Fluorescent sensor array for rapid bacterial identification using antimicrobial peptide-functionalized gold nanoclusters and machine learning.
Journal:
Talanta
PMID:
40043382
Abstract
Bacterial infectious diseases pose significant challenges to public health, emphasizing the need for rapid and accurate diagnostic tools. Here, we introduced a multichannel fluorescent sensor array based on antimicrobial peptide-functionalized gold nanoclusters (AMP-AuNCs) designed for precise bacterial identification. By utilizing the unique electrostatic and hydrophobic properties of three AMP-AuNCs, this sensor array generated distinct fluorescence patterns upon binding to different bacterial species.
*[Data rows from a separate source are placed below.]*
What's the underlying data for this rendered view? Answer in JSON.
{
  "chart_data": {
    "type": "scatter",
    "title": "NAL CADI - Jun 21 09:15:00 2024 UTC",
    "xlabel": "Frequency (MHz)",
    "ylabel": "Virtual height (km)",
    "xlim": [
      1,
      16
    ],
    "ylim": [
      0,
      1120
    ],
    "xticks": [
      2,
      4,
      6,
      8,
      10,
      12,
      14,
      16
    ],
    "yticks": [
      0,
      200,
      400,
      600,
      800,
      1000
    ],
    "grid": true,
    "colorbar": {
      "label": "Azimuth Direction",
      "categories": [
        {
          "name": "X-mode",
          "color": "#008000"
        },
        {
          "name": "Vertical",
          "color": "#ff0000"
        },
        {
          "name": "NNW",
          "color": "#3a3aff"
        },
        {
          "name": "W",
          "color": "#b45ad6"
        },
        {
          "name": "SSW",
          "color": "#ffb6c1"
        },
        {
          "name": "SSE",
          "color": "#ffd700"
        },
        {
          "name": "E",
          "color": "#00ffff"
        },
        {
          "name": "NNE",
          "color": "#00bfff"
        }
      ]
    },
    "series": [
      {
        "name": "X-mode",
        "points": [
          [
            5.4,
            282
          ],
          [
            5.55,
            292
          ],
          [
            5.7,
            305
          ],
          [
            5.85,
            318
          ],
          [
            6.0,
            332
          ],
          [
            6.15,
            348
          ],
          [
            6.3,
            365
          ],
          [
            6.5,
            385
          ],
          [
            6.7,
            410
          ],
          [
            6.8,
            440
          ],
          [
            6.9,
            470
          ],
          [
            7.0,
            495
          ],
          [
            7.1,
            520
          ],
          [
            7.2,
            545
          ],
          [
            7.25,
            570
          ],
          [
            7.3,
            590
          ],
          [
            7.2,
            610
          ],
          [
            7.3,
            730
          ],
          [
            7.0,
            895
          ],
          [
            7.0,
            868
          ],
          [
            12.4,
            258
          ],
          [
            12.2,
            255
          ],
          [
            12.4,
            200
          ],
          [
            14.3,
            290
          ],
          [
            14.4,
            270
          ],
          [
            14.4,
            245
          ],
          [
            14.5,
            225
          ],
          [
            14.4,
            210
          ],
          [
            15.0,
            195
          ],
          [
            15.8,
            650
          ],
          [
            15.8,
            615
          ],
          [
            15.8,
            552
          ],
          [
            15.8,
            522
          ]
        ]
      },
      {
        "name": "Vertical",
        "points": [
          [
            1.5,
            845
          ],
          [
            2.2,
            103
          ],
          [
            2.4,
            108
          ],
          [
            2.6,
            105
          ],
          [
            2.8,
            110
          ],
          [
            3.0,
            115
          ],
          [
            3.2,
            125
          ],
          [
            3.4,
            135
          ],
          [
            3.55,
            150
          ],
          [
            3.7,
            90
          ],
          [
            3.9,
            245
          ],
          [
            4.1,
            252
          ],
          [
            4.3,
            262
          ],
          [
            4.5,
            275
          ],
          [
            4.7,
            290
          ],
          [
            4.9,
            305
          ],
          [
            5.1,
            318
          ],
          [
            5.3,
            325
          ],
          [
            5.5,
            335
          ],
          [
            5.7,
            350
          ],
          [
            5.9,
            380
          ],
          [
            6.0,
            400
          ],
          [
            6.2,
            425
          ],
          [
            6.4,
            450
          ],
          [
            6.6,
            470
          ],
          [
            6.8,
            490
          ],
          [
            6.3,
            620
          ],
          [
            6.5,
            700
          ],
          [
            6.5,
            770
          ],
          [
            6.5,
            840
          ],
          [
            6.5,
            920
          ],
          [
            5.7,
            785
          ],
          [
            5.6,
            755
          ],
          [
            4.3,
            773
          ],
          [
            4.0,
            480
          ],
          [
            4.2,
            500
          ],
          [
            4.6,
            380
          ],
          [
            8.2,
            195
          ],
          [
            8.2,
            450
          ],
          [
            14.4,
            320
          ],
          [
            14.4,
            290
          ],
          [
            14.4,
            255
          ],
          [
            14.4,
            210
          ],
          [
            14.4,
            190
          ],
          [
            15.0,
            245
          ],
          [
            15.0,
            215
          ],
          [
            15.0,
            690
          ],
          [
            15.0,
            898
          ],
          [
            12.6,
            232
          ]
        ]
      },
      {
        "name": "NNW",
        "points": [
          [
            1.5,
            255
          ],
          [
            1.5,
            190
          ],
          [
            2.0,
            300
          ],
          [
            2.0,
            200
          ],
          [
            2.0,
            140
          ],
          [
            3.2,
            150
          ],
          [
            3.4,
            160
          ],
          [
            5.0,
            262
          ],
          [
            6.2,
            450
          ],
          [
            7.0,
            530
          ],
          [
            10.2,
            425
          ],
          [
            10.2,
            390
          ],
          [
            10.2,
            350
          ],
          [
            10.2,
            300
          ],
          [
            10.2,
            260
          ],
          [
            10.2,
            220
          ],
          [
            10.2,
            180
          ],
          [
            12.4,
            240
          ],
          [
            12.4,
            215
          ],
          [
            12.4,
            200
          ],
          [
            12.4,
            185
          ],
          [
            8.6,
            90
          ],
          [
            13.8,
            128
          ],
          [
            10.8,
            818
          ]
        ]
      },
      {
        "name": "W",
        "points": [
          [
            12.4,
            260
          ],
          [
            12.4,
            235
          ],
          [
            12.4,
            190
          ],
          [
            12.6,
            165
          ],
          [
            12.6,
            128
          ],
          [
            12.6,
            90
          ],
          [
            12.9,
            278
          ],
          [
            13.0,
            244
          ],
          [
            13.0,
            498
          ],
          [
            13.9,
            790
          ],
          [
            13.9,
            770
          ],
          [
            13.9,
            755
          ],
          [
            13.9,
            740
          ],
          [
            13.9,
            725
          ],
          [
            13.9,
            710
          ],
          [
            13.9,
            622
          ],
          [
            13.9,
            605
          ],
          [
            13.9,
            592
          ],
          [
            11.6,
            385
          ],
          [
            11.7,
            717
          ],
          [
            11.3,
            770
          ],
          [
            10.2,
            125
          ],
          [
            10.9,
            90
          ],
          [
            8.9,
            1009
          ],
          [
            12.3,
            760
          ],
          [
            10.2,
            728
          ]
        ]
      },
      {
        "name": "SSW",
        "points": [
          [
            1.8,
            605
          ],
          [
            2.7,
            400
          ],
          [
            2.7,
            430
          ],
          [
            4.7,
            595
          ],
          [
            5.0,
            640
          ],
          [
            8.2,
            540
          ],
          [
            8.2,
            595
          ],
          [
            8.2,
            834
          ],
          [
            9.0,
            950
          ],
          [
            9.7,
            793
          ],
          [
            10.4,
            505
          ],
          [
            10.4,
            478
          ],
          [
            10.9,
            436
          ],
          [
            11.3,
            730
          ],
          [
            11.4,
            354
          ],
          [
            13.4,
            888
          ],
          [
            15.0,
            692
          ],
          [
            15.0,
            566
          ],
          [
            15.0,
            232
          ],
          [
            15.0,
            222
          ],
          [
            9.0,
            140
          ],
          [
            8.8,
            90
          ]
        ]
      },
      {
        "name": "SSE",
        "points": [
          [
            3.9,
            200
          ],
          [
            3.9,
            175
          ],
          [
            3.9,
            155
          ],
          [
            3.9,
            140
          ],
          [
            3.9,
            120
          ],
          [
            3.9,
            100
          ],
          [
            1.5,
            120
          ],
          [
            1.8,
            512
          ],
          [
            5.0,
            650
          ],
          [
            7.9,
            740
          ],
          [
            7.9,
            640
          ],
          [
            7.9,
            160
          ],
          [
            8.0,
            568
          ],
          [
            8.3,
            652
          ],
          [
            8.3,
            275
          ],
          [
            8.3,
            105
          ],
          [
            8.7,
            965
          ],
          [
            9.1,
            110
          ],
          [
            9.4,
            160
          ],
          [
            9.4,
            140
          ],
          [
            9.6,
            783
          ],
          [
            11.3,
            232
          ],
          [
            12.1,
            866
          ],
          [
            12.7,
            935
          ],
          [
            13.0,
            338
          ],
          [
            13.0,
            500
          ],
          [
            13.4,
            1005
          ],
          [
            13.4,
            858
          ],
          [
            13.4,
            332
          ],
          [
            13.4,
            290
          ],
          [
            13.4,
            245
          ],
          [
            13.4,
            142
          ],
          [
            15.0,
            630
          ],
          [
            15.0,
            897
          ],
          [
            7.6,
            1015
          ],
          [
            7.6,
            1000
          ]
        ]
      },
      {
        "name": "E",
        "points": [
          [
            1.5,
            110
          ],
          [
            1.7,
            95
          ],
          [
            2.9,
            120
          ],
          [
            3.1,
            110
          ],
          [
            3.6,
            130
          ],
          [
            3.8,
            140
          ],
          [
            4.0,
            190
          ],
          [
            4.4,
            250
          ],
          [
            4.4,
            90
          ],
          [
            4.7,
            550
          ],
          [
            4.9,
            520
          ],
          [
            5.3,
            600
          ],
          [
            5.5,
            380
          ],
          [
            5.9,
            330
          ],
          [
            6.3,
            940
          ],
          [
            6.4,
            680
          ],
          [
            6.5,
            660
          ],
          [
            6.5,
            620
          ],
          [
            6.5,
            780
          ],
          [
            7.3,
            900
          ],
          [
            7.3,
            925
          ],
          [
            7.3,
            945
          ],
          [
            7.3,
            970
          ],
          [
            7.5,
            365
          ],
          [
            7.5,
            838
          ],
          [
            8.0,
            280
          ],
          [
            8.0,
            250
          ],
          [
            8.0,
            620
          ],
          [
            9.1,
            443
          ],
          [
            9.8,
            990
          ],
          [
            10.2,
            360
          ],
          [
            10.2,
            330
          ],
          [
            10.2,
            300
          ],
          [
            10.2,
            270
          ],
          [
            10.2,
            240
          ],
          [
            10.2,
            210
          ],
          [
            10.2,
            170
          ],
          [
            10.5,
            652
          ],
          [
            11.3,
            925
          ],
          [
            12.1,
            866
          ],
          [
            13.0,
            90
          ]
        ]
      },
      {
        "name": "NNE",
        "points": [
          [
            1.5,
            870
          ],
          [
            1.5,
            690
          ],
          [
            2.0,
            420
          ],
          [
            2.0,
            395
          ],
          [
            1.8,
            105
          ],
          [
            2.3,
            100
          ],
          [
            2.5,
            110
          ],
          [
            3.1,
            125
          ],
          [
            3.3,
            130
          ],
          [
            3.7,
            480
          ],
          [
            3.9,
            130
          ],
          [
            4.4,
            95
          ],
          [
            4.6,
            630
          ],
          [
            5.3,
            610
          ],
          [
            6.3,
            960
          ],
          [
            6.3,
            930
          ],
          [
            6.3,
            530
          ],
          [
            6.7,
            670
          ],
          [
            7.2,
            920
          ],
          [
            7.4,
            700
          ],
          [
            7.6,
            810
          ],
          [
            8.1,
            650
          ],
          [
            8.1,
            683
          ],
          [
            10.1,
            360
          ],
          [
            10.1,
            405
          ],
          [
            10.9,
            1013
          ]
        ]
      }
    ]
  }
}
Machine learning algorithms, including Principal Component Analysis (PCA), Hierarchical Clustering Analysis (HCA), and Linear Discriminant Analysis (LDA), were employed to analyze fluorescence fingerprint patterns and identify bacterial strains with high accuracy. The sensor array achieved 100 % accuracy in identifying six common bacterial species and demonstrated an 86.7 % accuracy in classifying clinical Escherichia coli isolates from urinary tract infections. This AMP-AuNC-based sensor array offers a promising approach for rapid and precise bacterial diagnostics, with potential applications in clinical settings for combating antibiotic resistance.